Study: School choice in Indiana led to savings for state

Researchers at Ball State University used data on 2019-20 student transfers among public, public school charter, and private school options to examine differences in state funding.

Editor’s note: This post appeared earlier today on Inside Indiana Business.

A new study from Ball State University shows Indiana’s school choice options saved the state nearly $90 million for the 2019-2020 academic year. The study, conducted by the Center for Business and Economic Research, indicates the savings equates to about 1% of the state’s general fund spending on education.

The study, “School Choice and State Spending on Education in Indiana” examined transfer data on students at traditional public school districts and charter schools in 2019-20. It also looked at students attending private schools through the Indiana Choice Scholarship program.

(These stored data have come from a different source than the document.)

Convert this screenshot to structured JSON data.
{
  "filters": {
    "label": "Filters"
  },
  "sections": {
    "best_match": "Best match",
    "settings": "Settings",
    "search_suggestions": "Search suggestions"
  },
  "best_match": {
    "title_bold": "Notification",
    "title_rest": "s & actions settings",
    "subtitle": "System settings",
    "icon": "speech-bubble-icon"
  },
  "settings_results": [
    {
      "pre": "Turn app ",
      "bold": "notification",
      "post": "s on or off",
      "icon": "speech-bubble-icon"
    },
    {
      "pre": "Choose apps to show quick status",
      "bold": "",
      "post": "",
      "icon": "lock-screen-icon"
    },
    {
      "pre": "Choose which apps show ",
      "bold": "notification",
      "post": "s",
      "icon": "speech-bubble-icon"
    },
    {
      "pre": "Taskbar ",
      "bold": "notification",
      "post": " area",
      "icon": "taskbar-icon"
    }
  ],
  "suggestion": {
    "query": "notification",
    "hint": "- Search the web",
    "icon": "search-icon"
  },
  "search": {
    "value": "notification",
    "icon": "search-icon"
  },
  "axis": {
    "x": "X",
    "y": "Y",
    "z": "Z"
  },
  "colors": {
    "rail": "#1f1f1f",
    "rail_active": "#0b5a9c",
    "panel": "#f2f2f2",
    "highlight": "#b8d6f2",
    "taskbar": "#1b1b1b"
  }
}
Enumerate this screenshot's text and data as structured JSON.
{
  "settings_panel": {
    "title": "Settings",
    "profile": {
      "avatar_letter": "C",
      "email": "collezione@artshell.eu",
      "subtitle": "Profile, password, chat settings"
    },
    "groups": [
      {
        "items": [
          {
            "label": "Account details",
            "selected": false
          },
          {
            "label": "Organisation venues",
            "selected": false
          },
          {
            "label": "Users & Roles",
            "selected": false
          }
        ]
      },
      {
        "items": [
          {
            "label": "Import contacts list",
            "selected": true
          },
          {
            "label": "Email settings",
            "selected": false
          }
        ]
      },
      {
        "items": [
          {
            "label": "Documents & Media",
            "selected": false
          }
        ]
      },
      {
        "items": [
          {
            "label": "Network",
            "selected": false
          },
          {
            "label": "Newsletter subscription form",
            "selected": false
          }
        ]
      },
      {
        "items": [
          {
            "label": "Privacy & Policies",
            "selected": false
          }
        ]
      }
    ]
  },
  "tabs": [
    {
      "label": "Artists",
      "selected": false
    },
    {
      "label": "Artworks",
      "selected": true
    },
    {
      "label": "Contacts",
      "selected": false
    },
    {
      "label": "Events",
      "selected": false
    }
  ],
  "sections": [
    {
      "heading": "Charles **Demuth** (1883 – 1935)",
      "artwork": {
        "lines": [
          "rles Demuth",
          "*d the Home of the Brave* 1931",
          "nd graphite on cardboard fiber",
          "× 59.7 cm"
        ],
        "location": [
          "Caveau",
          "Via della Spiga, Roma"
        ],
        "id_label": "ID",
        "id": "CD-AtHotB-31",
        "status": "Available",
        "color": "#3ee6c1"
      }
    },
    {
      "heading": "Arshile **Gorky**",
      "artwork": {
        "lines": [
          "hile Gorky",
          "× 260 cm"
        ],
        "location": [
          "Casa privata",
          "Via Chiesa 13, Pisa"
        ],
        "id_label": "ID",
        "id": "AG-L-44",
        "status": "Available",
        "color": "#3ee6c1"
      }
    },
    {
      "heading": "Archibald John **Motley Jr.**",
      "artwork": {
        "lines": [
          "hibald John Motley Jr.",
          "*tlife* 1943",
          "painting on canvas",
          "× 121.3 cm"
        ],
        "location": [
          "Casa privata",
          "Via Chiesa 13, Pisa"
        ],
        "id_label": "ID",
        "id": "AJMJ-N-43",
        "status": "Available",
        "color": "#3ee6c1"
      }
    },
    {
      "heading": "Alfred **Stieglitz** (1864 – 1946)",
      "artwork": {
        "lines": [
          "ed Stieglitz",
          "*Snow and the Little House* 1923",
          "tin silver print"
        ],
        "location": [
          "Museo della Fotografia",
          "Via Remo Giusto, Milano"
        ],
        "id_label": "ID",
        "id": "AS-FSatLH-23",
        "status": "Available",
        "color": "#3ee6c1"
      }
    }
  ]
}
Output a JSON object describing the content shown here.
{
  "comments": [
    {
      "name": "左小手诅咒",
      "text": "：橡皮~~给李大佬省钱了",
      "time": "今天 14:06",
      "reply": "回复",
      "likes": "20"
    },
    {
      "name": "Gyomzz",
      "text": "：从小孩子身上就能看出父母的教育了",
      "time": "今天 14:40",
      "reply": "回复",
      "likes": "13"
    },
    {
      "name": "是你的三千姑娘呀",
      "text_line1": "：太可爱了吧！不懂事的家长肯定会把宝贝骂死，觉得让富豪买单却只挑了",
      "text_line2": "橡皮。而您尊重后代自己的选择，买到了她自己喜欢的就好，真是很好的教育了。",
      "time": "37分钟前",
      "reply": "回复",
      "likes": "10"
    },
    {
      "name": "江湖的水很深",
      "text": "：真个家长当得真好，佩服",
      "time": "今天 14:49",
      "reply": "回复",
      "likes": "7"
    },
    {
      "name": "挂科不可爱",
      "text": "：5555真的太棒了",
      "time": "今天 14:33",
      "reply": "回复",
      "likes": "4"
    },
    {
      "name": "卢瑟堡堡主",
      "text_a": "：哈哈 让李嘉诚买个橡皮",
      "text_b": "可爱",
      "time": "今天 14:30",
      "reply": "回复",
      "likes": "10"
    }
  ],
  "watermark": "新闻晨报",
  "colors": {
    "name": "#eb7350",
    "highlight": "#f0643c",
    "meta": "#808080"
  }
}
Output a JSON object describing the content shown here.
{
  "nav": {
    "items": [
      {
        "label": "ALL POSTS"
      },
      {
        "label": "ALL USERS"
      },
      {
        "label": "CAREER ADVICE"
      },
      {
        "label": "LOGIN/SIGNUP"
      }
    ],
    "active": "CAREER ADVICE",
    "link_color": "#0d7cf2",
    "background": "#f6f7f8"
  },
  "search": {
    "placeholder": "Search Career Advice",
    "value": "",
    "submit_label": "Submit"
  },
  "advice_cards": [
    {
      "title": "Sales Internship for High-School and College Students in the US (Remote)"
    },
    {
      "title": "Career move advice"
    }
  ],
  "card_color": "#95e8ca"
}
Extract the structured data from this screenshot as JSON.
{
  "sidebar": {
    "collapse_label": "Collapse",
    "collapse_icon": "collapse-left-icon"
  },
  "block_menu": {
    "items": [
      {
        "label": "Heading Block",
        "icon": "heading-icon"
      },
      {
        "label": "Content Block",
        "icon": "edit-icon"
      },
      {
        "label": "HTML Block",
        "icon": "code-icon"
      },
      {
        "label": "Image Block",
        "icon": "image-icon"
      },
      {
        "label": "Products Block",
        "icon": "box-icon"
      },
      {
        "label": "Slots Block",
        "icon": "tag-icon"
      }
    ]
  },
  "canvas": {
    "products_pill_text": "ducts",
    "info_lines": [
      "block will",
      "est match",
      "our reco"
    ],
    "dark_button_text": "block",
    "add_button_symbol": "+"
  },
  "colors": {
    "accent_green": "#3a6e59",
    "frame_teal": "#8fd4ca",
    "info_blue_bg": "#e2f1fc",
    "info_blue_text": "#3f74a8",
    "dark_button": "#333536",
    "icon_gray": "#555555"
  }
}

Dagney Faulk, director of research at the CBER, co-authored the study along with CBER Director Michael Hicks and says the findings will help taxpayers and lawmakers better understand the advantages and disadvantages of the use of vouchers, charter schools and open enrollment programs.

Charter and voucher programs, the university says, allow students to attend schools other than the traditional public school in the district in which they live. Open enrollment, however, allows students to attend a traditional public school outside of their home district. 

“As of yet, we don’t have much information about the academic impact of school choice in Indiana, but this analysis examining the fiscal impact shows that choice has resulted in savings to the state because more students transfer out of districts with the highest levels of per-student funding than into these districts,” Faulk said.

The study says 5.7% of public and private school students transferred from their home district to another traditional public school. However, nearly 4% attended charter schools and 3.2% attended private schools using vouchers.